— А ты думаешь, кто-то позволил бы делать на себе кесарево добровольно? Без анестезии?

— Ну, да… Похоже на правду, — я задумчиво потер гладковыбритый подбородок. — Хочешь сказать, что все-таки маньяк.

— Еще, — продолжала Света, — я называю таких людей охотниками за властью. Их мотивирует и будоражит сам факт власти над беспомощной жертвой. Болезненное эго, ущемлённое когда-то в детстве, реабилитируется за счет боли других.

— Так. Есть мысли, что за изверг мог такое сотворить?

— Ищите обычного человека. Все дело в том, что, скорее всего, он с детства осознавал свое отличие от окружающих и учился максимально убедительно «маскироваться», адаптироваться к нормам социального поведения и морали, хотя для него самого они пустой звук. Но понял, что без этого сложно выжить.

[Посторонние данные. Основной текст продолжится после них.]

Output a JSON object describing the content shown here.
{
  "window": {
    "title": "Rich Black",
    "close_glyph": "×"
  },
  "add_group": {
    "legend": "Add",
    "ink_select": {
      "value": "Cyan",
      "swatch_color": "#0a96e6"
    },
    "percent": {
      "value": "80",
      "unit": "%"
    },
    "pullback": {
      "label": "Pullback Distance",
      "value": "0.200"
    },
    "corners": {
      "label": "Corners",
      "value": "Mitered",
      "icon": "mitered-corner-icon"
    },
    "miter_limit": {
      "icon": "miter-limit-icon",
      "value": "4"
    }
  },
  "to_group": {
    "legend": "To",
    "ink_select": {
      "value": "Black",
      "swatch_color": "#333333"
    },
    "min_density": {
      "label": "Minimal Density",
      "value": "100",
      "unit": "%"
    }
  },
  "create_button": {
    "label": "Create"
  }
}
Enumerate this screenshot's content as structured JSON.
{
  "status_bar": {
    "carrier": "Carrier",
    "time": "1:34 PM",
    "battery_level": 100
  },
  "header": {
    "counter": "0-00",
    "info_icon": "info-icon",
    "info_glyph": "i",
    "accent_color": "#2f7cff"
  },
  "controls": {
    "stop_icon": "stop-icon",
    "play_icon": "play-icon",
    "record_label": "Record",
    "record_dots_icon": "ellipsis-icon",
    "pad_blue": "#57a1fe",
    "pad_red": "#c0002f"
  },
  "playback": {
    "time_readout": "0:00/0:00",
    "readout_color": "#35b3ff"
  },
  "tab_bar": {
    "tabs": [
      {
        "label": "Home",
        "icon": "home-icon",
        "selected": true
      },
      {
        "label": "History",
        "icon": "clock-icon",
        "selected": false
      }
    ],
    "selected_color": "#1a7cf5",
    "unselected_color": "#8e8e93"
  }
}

— А поконкретнее? Кого искать?

Вахрамеев притих, вслушиваясь в наш разговор.

— Убийцей может быть, например, какой-нибудь хирург, — продолжала Света. — На операционном столе которого когда-то умерла пациентка, и он испытал что-то новое. Говорят, у каждого врача есть свое маленькое кладбище.

— Отлично, Светик! Есть зацепка! — от радости я даже привстал. — Спасибо! Все… Будем работать. Пока, целую! — последнее слово вырвалось нечаянно.

Вот, блин, чертовы оговорки по Фрейду! Просто уж очень я обрадовался её теории — сам бы точно такие выводы не сделал.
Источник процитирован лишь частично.